RETRACTED ARTICLE: The role of TGFβ1 stimulating ROCK I signal pathway to reorganize actin in a rat experimental model of developmental dysplasia of the hip

Importance of actin organization in control of chondrocyte phenotype is well established, but little is known about the role of transforming growth factor-β1 (TFGβ1) in regulating of ROCK I signal pathway. Here, we investigated the role of the TGFβ1, a well-studied member of the TGF-β superfamily, in chondrogenesis. Newborn Rats were randomly assigned to developmental dysplasia of the hip (DDH) group and control group. The isolated hips were performed with HE staining and immunohistochemistry. The chondrocytes was isolated and stained by immunofluorescence.

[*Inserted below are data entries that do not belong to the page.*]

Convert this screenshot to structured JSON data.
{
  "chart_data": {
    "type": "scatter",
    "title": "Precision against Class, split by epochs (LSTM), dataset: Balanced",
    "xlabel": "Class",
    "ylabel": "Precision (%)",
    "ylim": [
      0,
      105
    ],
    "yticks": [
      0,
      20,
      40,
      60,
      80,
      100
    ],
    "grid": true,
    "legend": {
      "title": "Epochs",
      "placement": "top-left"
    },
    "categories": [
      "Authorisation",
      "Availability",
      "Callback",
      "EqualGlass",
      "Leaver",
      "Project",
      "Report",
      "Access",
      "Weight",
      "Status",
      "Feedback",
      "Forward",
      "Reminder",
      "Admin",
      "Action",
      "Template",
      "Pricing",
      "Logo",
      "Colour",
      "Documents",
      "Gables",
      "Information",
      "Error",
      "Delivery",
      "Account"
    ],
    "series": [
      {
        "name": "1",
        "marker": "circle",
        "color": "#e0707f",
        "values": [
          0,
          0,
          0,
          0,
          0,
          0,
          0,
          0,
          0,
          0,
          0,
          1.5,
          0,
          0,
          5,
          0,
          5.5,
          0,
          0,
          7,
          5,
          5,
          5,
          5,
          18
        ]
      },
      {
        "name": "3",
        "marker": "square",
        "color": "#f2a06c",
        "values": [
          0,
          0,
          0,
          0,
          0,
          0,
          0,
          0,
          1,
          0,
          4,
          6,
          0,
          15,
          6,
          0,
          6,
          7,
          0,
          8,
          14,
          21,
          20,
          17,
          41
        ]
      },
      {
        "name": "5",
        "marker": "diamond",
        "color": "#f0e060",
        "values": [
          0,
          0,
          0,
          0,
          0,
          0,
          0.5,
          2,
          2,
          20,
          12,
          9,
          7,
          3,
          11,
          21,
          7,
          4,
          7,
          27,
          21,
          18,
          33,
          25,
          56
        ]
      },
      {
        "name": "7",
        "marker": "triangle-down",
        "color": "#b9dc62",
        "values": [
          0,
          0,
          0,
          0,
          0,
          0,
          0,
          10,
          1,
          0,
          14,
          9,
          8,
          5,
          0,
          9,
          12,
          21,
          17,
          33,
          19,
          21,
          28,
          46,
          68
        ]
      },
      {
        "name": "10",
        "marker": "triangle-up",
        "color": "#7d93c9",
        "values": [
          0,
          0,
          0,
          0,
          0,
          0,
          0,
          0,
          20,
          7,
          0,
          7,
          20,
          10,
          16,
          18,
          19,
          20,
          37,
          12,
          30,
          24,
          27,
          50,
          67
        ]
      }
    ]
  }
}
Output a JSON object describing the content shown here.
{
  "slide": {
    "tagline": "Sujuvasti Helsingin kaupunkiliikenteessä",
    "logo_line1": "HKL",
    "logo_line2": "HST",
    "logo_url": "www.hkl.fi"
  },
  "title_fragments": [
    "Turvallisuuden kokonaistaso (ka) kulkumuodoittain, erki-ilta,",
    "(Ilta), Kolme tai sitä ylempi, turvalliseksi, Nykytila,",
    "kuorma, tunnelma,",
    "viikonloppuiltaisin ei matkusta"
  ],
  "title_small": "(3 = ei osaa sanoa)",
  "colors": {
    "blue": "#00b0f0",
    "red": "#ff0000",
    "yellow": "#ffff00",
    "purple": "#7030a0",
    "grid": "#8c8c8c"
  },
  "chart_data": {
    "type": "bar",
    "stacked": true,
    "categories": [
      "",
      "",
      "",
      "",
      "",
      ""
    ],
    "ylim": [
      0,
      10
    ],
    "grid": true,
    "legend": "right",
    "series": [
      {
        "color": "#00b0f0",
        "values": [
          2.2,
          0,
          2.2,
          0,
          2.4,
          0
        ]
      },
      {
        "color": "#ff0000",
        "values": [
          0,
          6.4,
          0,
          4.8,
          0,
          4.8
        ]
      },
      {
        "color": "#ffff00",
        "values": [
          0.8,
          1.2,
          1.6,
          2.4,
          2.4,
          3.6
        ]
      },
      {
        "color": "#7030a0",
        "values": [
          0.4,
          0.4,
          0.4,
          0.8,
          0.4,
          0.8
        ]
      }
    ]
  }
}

The relative quantification of TGFβ1 on mRNA level was determined using real-time RT-PCR, and its secretion in culture supernatant in each well was detected by means of ELISA. The expression of ROCK I and ROCK II was detected by means of Western Blot. The relative amounts of actin in detergent-soluble and insoluble fractions were determined. Furthermore, TGFβ1 were employed to stimulate normal primary culture chondrocytes in vitro. We found TFGβ1 significantly changed in acetabulum chondrocytes after mechanical overloading. Over expression of TFGβ1 was observed by means of RT-PCR and ELISA assay. The expression of ROCK I was significantly increased in DDH acetabulum chondrocytes compared with normal cells. The detergent-soluble actin was confirmed reorganization in DDH chondrocytes. Furthermore, TFGβ1 can stimulate the ROCK I signaling to modulate actin location in vitro. In conclusion, our data suggested that TFGβ1 expression suppresses chondrogenesis through the control of ROCK signaling and actin organization.